Aprovecha el día. Aprovecha el tiempo. En realidad un día da mucho de sí. Sólo hay que saber administrarlo, y esto bien lo sabía James Joyce, quien en su admirable “Ulises” hizo que sus personajes vivieran un día con la misma intensidad que si fuera un año. Casi todos mis viajes abarcan, en principio, el fin de semana. Dado que el viernes uno pierde horas entre el trayecto y la llegada, ese día apenas cuenta. Tampoco cuenta el domingo porque uno suele marcharse por la mañana o justo después de comer. Así que todo queda relegado al día de en medio, el sábado, por ejemplo. Eso es lo que sucedió cuando viajé a París, a Londres, a Valencia. Un día parece poca cosa. “Sólo estaré un día en París, apenas día y medio”, te dices. Pero si madrugas y haces los deberes y organizas un buen plan que no te deje tiempo para descansar, el día incluso se te antoja interminable. El sábado que pasamos en Valencia me levanté en Madrid a las siete de la mañana. Entre el viaje en tren, el encuentro con las calles que eran nuevas para mí, la visita rápida al hotel para dejar el equipaje, los paseos, la playa, la cena, los garitos y demás, cuando dieron las doce de la noche y el día llegó a su fin me pareció que aquel madrugón en Madrid había sucedido tres días atrás.
Lo digo en serio: a veces es mejor estar un fin de semana en otra ciudad que quedarse allí durante una semana. Si vas a pasar una semana, te tomas las cosas con más calma.
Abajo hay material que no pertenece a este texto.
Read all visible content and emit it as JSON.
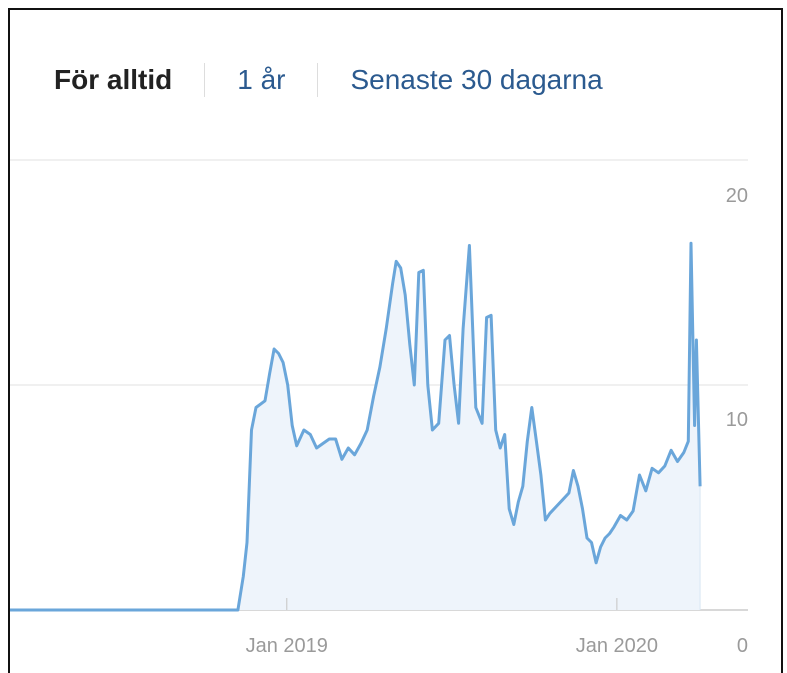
{
  "tabs": [
    {
      "label": "För alltid",
      "active": true
    },
    {
      "label": "1 år",
      "active": false
    },
    {
      "label": "Senaste 30 dagarna",
      "active": false
    }
  ],
  "colors": {
    "line": "#6aa6da",
    "fill": "#eef4fb",
    "grid": "#e6e6e6",
    "axis": "#cccccc"
  },
  "chart_data": {
    "type": "area",
    "title": "",
    "xlabel": "",
    "ylabel": "",
    "y_axis_position": "right",
    "grid": true,
    "ylim": [
      0,
      20
    ],
    "y_ticks": [
      {
        "value": 20,
        "label": "20"
      },
      {
        "value": 10,
        "label": "10"
      },
      {
        "value": 0,
        "label": "0"
      }
    ],
    "xlim": [
      "2018-03-01",
      "2020-05-25"
    ],
    "x_ticks": [
      {
        "value": "2019-01-01",
        "label": "Jan 2019"
      },
      {
        "value": "2020-01-01",
        "label": "Jan 2020"
      }
    ],
    "series": [
      {
        "points": [
          [
            "2018-03-01",
            0
          ],
          [
            "2018-10-28",
            0
          ],
          [
            "2018-11-08",
            0
          ],
          [
            "2018-11-14",
            1.5
          ],
          [
            "2018-11-18",
            3
          ],
          [
            "2018-11-23",
            8
          ],
          [
            "2018-11-28",
            9
          ],
          [
            "2018-12-08",
            9.3
          ],
          [
            "2018-12-13",
            10.5
          ],
          [
            "2018-12-18",
            11.6
          ],
          [
            "2018-12-23",
            11.4
          ],
          [
            "2018-12-28",
            11
          ],
          [
            "2019-01-02",
            10
          ],
          [
            "2019-01-07",
            8.2
          ],
          [
            "2019-01-12",
            7.3
          ],
          [
            "2019-01-20",
            8
          ],
          [
            "2019-01-27",
            7.8
          ],
          [
            "2019-02-03",
            7.2
          ],
          [
            "2019-02-10",
            7.4
          ],
          [
            "2019-02-17",
            7.6
          ],
          [
            "2019-02-24",
            7.6
          ],
          [
            "2019-03-03",
            6.7
          ],
          [
            "2019-03-10",
            7.2
          ],
          [
            "2019-03-17",
            6.9
          ],
          [
            "2019-03-24",
            7.4
          ],
          [
            "2019-03-31",
            8.0
          ],
          [
            "2019-04-07",
            9.5
          ],
          [
            "2019-04-14",
            10.8
          ],
          [
            "2019-04-21",
            12.5
          ],
          [
            "2019-04-28",
            14.5
          ],
          [
            "2019-05-02",
            15.5
          ],
          [
            "2019-05-07",
            15.2
          ],
          [
            "2019-05-12",
            14
          ],
          [
            "2019-05-17",
            11.8
          ],
          [
            "2019-05-22",
            10
          ],
          [
            "2019-05-27",
            15
          ],
          [
            "2019-06-01",
            15.1
          ],
          [
            "2019-06-06",
            10
          ],
          [
            "2019-06-11",
            8
          ],
          [
            "2019-06-18",
            8.3
          ],
          [
            "2019-06-25",
            12
          ],
          [
            "2019-06-30",
            12.2
          ],
          [
            "2019-07-05",
            10
          ],
          [
            "2019-07-10",
            8.3
          ],
          [
            "2019-07-15",
            12.5
          ],
          [
            "2019-07-22",
            16.2
          ],
          [
            "2019-07-29",
            9
          ],
          [
            "2019-08-05",
            8.3
          ],
          [
            "2019-08-10",
            13
          ],
          [
            "2019-08-15",
            13.1
          ],
          [
            "2019-08-20",
            8
          ],
          [
            "2019-08-25",
            7.2
          ],
          [
            "2019-08-30",
            7.8
          ],
          [
            "2019-09-04",
            4.5
          ],
          [
            "2019-09-09",
            3.8
          ],
          [
            "2019-09-14",
            4.8
          ],
          [
            "2019-09-19",
            5.5
          ],
          [
            "2019-09-24",
            7.5
          ],
          [
            "2019-09-29",
            9
          ],
          [
            "2019-10-04",
            7.5
          ],
          [
            "2019-10-09",
            6
          ],
          [
            "2019-10-14",
            4
          ],
          [
            "2019-10-19",
            4.3
          ],
          [
            "2019-10-26",
            4.6
          ],
          [
            "2019-11-02",
            4.9
          ],
          [
            "2019-11-09",
            5.2
          ],
          [
            "2019-11-14",
            6.2
          ],
          [
            "2019-11-19",
            5.5
          ],
          [
            "2019-11-24",
            4.5
          ],
          [
            "2019-11-29",
            3.2
          ],
          [
            "2019-12-04",
            3
          ],
          [
            "2019-12-09",
            2.1
          ],
          [
            "2019-12-14",
            2.8
          ],
          [
            "2019-12-19",
            3.2
          ],
          [
            "2019-12-24",
            3.4
          ],
          [
            "2019-12-29",
            3.7
          ],
          [
            "2020-01-05",
            4.2
          ],
          [
            "2020-01-12",
            4.0
          ],
          [
            "2020-01-19",
            4.4
          ],
          [
            "2020-01-26",
            6.0
          ],
          [
            "2020-02-02",
            5.3
          ],
          [
            "2020-02-09",
            6.3
          ],
          [
            "2020-02-16",
            6.1
          ],
          [
            "2020-02-23",
            6.4
          ],
          [
            "2020-03-01",
            7.1
          ],
          [
            "2020-03-08",
            6.6
          ],
          [
            "2020-03-15",
            7.0
          ],
          [
            "2020-03-20",
            7.5
          ],
          [
            "2020-03-23",
            16.3
          ],
          [
            "2020-03-27",
            8.2
          ],
          [
            "2020-03-29",
            12.0
          ],
          [
            "2020-04-02",
            5.5
          ]
        ]
      }
    ]
  }
}
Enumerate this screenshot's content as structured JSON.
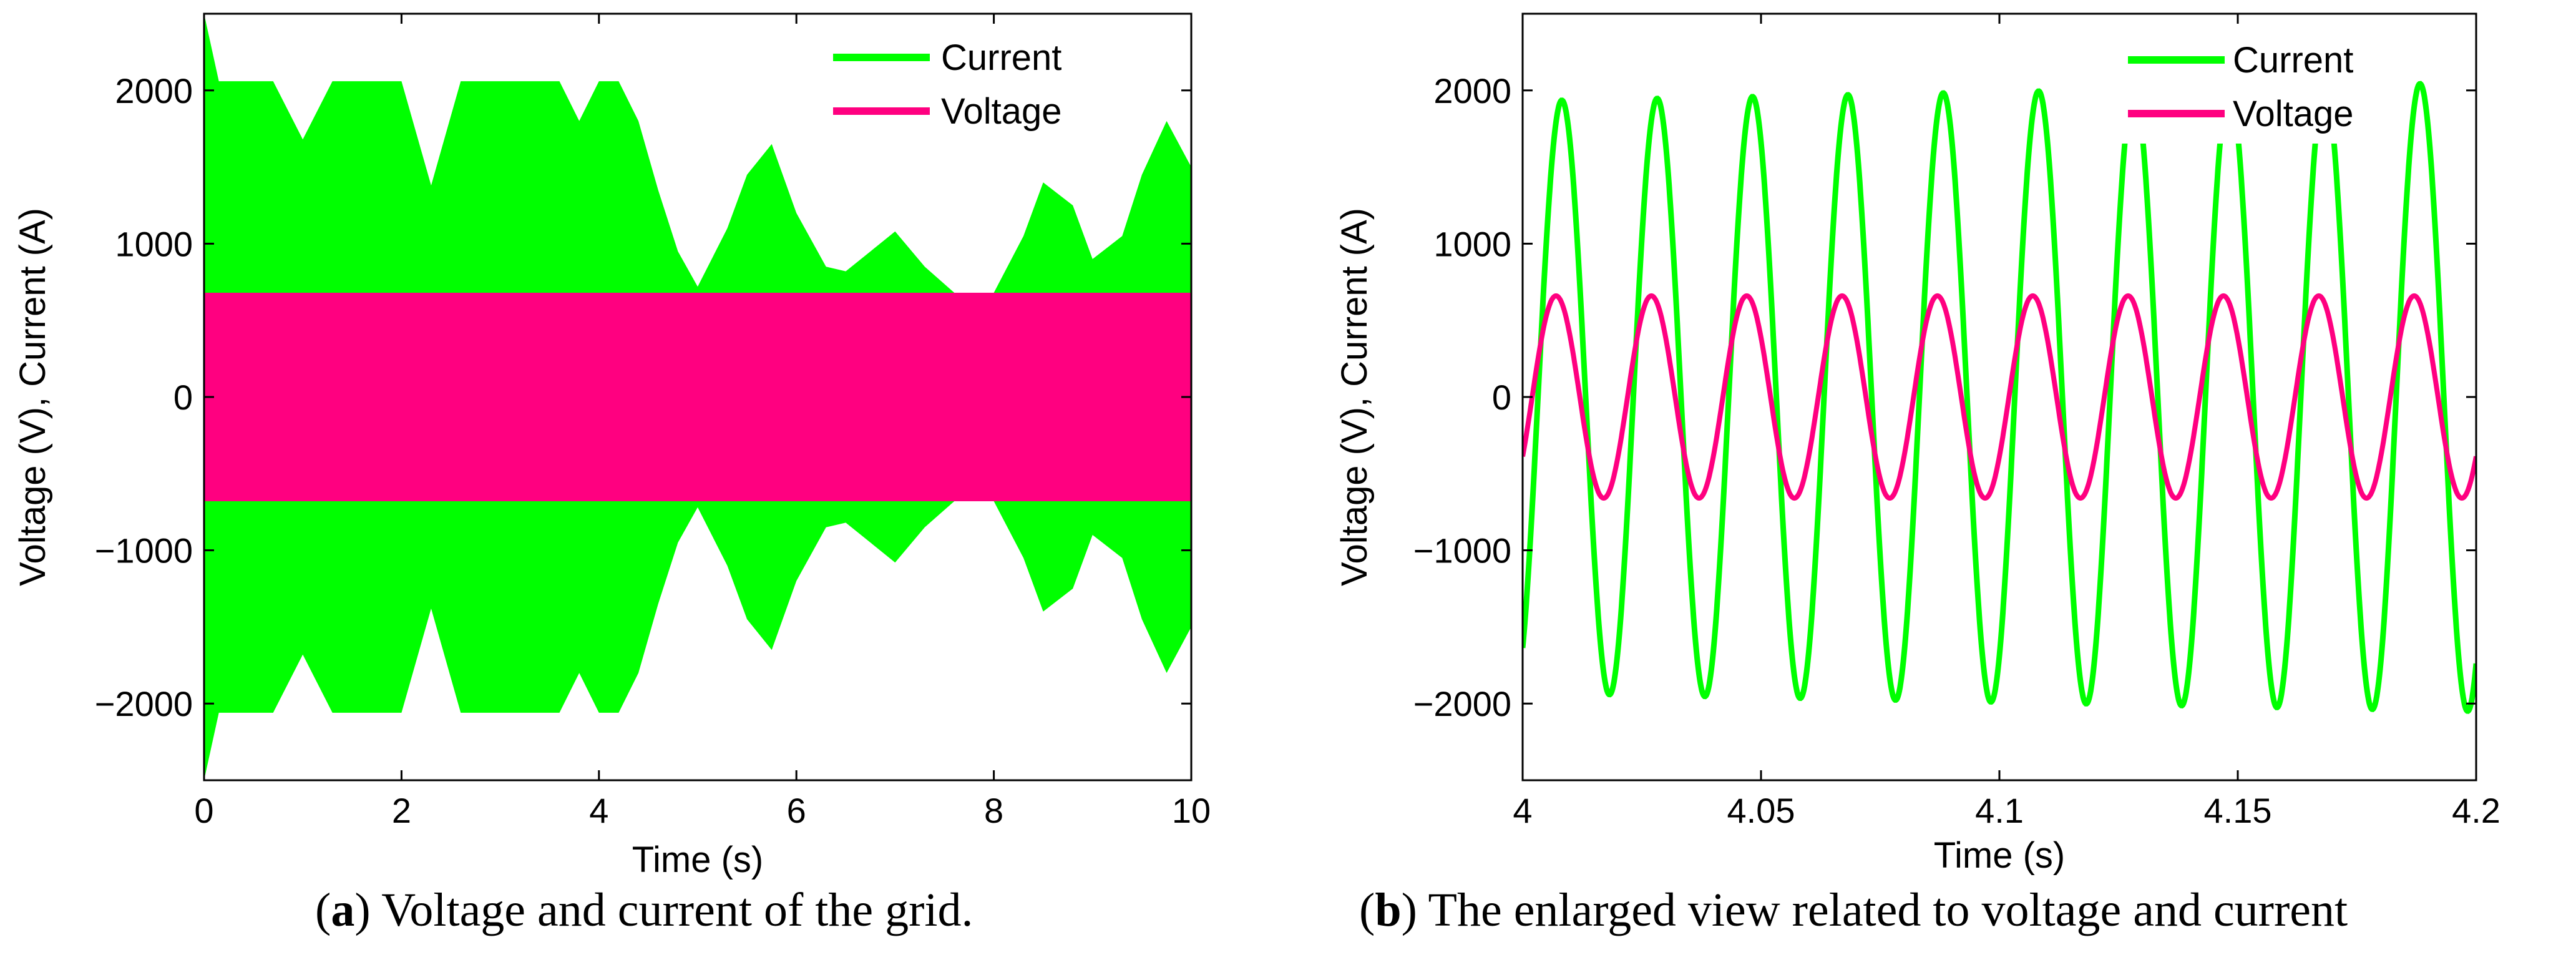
{
  "colors": {
    "current": "#00ff00",
    "voltage": "#ff0080"
  },
  "chart_data": [
    {
      "id": "a",
      "type": "line",
      "caption_letter": "a",
      "caption_text": "Voltage and current of the grid.",
      "xlabel": "Time (s)",
      "ylabel": "Voltage (V), Current (A)",
      "xlim": [
        0,
        10
      ],
      "ylim": [
        -2500,
        2500
      ],
      "xticks": [
        0,
        2,
        4,
        6,
        8,
        10
      ],
      "xtick_labels": [
        "0",
        "2",
        "4",
        "6",
        "8",
        "10"
      ],
      "yticks": [
        -2000,
        -1000,
        0,
        1000,
        2000
      ],
      "ytick_labels": [
        "−2000",
        "−1000",
        "0",
        "1000",
        "2000"
      ],
      "legend_position": "top-right",
      "series": [
        {
          "name": "Current",
          "kind": "envelope",
          "time": [
            0,
            0.15,
            0.3,
            0.5,
            0.7,
            1.0,
            1.3,
            1.7,
            2.0,
            2.3,
            2.6,
            3.0,
            3.3,
            3.6,
            3.8,
            4.0,
            4.2,
            4.4,
            4.6,
            4.8,
            5.0,
            5.3,
            5.5,
            5.75,
            6.0,
            6.3,
            6.5,
            6.75,
            7.0,
            7.3,
            7.6,
            8.0,
            8.3,
            8.5,
            8.8,
            9.0,
            9.3,
            9.5,
            9.75,
            10.0
          ],
          "amplitude": [
            2500,
            2060,
            2060,
            2060,
            2060,
            1680,
            2060,
            2060,
            2060,
            1380,
            2060,
            2060,
            2060,
            2060,
            1800,
            2060,
            2060,
            1800,
            1350,
            950,
            720,
            1100,
            1450,
            1650,
            1200,
            850,
            820,
            950,
            1080,
            850,
            680,
            680,
            1050,
            1400,
            1250,
            900,
            1050,
            1450,
            1800,
            1500
          ]
        },
        {
          "name": "Voltage",
          "kind": "band",
          "amplitude": 680
        }
      ]
    },
    {
      "id": "b",
      "type": "line",
      "caption_letter": "b",
      "caption_text": "The enlarged view related to voltage and current",
      "xlabel": "Time (s)",
      "ylabel": "Voltage (V), Current (A)",
      "xlim": [
        4,
        4.2
      ],
      "ylim": [
        -2500,
        2500
      ],
      "xticks": [
        4,
        4.05,
        4.1,
        4.15,
        4.2
      ],
      "xtick_labels": [
        "4",
        "4.05",
        "4.1",
        "4.15",
        "4.2"
      ],
      "yticks": [
        -2000,
        -1000,
        0,
        1000,
        2000
      ],
      "ytick_labels": [
        "−2000",
        "−1000",
        "0",
        "1000",
        "2000"
      ],
      "legend_position": "top-right",
      "series": [
        {
          "name": "Current",
          "kind": "sine",
          "frequency_hz": 50,
          "amplitude_start": 1930,
          "amplitude_end": 2050,
          "phase_deg": -58
        },
        {
          "name": "Voltage",
          "kind": "sine",
          "frequency_hz": 50,
          "amplitude": 660,
          "phase_deg": -36
        }
      ]
    }
  ]
}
No te olvidas de la siesta después de la comida. Duermes mucho. Como estás cansado de dar paseos y recorrer barrios interminables a pata, de vez en cuando te dices: “Me voy a descansar al hotel”. O te sientas en una terraza a observar el panorama y a disfrutar de tu refresco. Pero el tiempo, al final, se te escurre de las manos. No has aprovechado tanto como debías. Recuerdo un viaje a Mallorca de hace siglos. Éramos tres amigos. Yo quería salir de juerga la primera noche, y no descansar ya hasta coger el vuelo de regreso. Ellos dijeron: “Tenemos una semana, hay tiempo de sobra. Ya saldremos otra noche”. La segunda noche ocurrió lo mismo: “Tomémoslo con calma. Hay que descansar. Ya saldremos”. Y, así, pasamos casi todas las noches en el apartamento. Si sólo estás un día o dos en otra ciudad, el asunto cambia. Vives a contrarreloj, gastando hasta el último segundo en tus planes, ajustados al máximo para no perder un minuto. Veinte horas después de haberte levantado de la cama te sientes molido, pero sabes que has sorbido hasta ese último segundo.
Estuve en Zamora el sábado anterior. Mis visitas a la tierra se desarrollan del siguiente modo. Llego el viernes por la noche, normalmente tarde por los atascos a la salida de Madrid. A esas horas uno deja la maleta en casa, saluda a la familia y sale de copas. Uno siempre piensa en salir poco de farra ese viernes. En plan tranquilo. Pero la noche zamorana abre los brazos y uno disfruta y se queda de bares y se va a casa a las cinco o a las seis de la mañana o más tarde. Al día siguiente despierta en torno a la hora de comer. Con resaca. Sin ganas de moverse. La mejor opción es compaginar el sofá y la tele o un libro. Hasta que sea la hora de salir de bares. Así que uno, o al menos a mí me sucede, aborta los planes que había hecho cuando llegó a la ciudad. Descarta el paseo que quería dar. Descarta ir de tapas. Descarta moverse de día. Y la visita queda en eso: dos juergas. El fin de semana pasado quise probar algo distinto: viajar a Zamora el sábado, muy temprano, llegar sin atascos ni agobios y, una vez allí, fresco como una lechuga, bien dormido y sin resaca, dedicarme a caminar, ir de cañas, sentarme en una terraza, ir al parque. Aproveché el día. Y fue mucho mejor así.